In contrast to many people I didn’t gain corona kilo’s, I lost a few. The consequence is that my preferred pair of trousers for such occasions now require a belt. And after not wearing trousers requiring belts for many months, for the first time in my life I noticed how annoying belts actually are when in desperate need to pull down your trousers for a toilet visit.
The past two weeks I spent most of my time studying for the MS DA-100 exam, also known as ‘Analyzing Data with Microsoft Power BI’. This morning I took the exam and passed with a very decent score of 893/1000 (although I have to admit I was a bit annoyed not breaking the 900 barrier). After the training and passing the exam I am now skilled enough to start my own data analyzing projects. I’m looking for ideas where to apply my new skills.

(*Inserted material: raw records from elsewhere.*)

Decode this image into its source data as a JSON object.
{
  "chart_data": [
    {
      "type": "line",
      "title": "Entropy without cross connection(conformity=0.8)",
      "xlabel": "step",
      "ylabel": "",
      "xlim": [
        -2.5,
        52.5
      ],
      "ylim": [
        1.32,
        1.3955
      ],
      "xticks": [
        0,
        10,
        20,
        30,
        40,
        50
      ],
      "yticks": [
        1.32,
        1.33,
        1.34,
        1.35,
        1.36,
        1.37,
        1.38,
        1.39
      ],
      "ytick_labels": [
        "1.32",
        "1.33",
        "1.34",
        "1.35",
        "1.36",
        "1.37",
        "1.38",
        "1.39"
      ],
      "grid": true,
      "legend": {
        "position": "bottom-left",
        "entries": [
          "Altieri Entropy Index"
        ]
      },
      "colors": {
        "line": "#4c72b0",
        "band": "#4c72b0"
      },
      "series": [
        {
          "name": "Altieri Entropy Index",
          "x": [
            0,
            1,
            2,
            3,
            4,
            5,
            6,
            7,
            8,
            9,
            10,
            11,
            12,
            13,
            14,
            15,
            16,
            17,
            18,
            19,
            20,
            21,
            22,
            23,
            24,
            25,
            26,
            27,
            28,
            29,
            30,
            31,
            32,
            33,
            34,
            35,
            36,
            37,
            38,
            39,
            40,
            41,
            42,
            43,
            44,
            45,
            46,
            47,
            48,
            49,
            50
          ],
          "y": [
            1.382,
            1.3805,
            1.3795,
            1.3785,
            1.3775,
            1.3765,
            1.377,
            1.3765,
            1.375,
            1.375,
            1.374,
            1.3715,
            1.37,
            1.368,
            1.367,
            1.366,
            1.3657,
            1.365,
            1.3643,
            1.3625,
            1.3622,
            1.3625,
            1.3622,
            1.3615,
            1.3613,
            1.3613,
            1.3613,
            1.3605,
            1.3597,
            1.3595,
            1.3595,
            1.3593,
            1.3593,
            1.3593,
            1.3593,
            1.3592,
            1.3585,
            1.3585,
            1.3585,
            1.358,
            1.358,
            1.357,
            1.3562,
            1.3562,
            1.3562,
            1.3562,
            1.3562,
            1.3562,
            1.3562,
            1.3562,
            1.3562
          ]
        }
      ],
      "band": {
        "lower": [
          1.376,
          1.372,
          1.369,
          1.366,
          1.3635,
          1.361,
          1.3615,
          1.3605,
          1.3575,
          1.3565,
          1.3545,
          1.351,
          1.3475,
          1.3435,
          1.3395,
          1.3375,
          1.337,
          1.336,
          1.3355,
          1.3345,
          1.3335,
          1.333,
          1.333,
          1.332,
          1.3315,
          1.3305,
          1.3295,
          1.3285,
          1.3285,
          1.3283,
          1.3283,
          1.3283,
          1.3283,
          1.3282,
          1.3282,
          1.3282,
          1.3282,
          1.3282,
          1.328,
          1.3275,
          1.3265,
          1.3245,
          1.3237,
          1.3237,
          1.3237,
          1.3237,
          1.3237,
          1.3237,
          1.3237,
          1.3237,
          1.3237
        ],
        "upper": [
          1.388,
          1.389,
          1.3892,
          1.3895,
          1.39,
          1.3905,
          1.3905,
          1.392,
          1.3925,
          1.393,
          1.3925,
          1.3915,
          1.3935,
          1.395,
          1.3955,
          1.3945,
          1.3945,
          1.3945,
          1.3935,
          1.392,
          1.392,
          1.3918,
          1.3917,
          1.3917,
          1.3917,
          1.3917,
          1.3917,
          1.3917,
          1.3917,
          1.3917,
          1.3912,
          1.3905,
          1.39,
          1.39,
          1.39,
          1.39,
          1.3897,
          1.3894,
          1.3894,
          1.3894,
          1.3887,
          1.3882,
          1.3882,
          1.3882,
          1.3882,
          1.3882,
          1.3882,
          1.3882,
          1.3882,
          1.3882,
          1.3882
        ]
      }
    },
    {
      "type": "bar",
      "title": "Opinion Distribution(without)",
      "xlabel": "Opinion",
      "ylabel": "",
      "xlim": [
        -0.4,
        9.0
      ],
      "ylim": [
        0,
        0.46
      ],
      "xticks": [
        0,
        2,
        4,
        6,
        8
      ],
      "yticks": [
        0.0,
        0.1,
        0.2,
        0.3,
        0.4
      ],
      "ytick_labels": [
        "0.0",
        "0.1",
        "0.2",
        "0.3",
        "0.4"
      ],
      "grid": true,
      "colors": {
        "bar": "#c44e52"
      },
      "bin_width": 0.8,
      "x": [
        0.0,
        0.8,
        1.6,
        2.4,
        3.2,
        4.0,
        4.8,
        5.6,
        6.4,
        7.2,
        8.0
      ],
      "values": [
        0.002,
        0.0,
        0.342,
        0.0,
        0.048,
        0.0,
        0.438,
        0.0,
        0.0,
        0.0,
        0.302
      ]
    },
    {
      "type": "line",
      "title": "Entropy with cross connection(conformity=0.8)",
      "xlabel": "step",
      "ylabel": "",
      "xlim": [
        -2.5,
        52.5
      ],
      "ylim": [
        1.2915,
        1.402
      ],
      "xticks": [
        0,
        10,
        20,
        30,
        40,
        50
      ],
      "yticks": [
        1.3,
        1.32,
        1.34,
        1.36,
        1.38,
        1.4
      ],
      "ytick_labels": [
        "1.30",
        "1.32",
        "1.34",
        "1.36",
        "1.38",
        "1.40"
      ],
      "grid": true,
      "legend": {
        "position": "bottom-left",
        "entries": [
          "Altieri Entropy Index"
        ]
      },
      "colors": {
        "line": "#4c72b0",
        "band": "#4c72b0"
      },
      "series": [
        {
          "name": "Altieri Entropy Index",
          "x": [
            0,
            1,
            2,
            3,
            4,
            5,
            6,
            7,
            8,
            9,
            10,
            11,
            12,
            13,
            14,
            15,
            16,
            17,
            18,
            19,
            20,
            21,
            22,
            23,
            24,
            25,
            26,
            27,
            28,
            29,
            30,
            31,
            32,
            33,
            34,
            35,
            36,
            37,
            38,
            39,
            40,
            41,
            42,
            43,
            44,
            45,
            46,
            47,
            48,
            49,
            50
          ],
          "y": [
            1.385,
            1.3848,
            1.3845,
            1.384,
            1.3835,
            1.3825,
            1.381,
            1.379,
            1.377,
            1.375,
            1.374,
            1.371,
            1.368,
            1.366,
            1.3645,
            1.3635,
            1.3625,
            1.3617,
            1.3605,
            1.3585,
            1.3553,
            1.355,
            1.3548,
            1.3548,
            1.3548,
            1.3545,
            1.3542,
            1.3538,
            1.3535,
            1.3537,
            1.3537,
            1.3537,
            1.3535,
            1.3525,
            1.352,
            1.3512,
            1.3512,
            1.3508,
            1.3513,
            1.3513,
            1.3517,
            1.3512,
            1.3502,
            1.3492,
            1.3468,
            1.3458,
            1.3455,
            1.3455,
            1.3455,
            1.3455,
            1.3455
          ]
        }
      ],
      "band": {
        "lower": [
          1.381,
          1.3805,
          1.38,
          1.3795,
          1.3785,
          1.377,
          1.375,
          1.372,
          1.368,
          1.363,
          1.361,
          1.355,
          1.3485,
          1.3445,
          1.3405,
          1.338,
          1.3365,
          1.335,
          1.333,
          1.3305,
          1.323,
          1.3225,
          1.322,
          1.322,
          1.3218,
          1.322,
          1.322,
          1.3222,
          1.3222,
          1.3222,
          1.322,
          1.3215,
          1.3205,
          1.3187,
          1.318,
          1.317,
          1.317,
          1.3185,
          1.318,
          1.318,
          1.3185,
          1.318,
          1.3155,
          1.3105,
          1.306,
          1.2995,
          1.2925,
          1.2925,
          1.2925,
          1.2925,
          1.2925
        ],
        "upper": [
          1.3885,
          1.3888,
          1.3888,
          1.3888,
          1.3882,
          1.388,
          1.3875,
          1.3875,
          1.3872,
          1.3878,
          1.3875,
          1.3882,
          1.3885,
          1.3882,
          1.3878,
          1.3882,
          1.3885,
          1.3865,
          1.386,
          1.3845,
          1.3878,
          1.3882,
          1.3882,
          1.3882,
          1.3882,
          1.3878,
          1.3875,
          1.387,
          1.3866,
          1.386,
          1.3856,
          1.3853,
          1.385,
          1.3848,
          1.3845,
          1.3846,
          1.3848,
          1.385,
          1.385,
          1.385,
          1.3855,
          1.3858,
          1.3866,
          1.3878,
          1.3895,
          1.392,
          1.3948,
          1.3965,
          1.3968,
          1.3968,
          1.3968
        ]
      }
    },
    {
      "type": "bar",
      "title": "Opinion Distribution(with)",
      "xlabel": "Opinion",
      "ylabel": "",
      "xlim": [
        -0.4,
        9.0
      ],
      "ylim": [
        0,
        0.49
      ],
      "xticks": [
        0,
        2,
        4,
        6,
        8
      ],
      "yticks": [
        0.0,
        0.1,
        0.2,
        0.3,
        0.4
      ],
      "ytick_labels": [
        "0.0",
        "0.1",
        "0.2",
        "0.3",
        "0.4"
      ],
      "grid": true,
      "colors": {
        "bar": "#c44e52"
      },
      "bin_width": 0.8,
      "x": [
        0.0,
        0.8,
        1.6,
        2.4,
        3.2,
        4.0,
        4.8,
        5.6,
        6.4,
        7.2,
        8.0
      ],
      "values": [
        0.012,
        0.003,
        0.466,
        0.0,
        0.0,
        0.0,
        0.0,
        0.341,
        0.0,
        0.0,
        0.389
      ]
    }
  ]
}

The past two weeks I was introduced to the ins and outs of Power BI. Four full training days I’ve been practising doing transformations on columns, making calculated measures and dragging columns and measures into visualisations. For those who are not into data analyses, Power BI is a piece of software developed by Microsoft to handle data sets. When spreadsheets are no longer sufficient to handle your data, you can step up the game by using Power BI.
Before this training I practised with SQL and Python to create scatter plots and calculate summations, and I have to admit that after using Power BI I finally understand what kind of actions I was doing to data sets when using Python. Power BI is a visual tool, so you click on the transformations you need to do to prepare your data and the results are immediately visible. And you can easily undo a step with one click.
I wouldn’t say Power BI is data analysis for dummies, because you still need to know conceptually understand what you’re doing to the data, but I totally see why many people prefer using Power BI over messing about with Python. It is visual, quicker and can create interactive reports and dashboards. The reporting part is (for now) least interesting to me, as I don’t work in a big company with lots of (sales) data that needs to flow through the organisation. However, I do feel more confident after the past weeks that I’m capable to get meaningful information from data sets. And that was the whole point of investing in this course.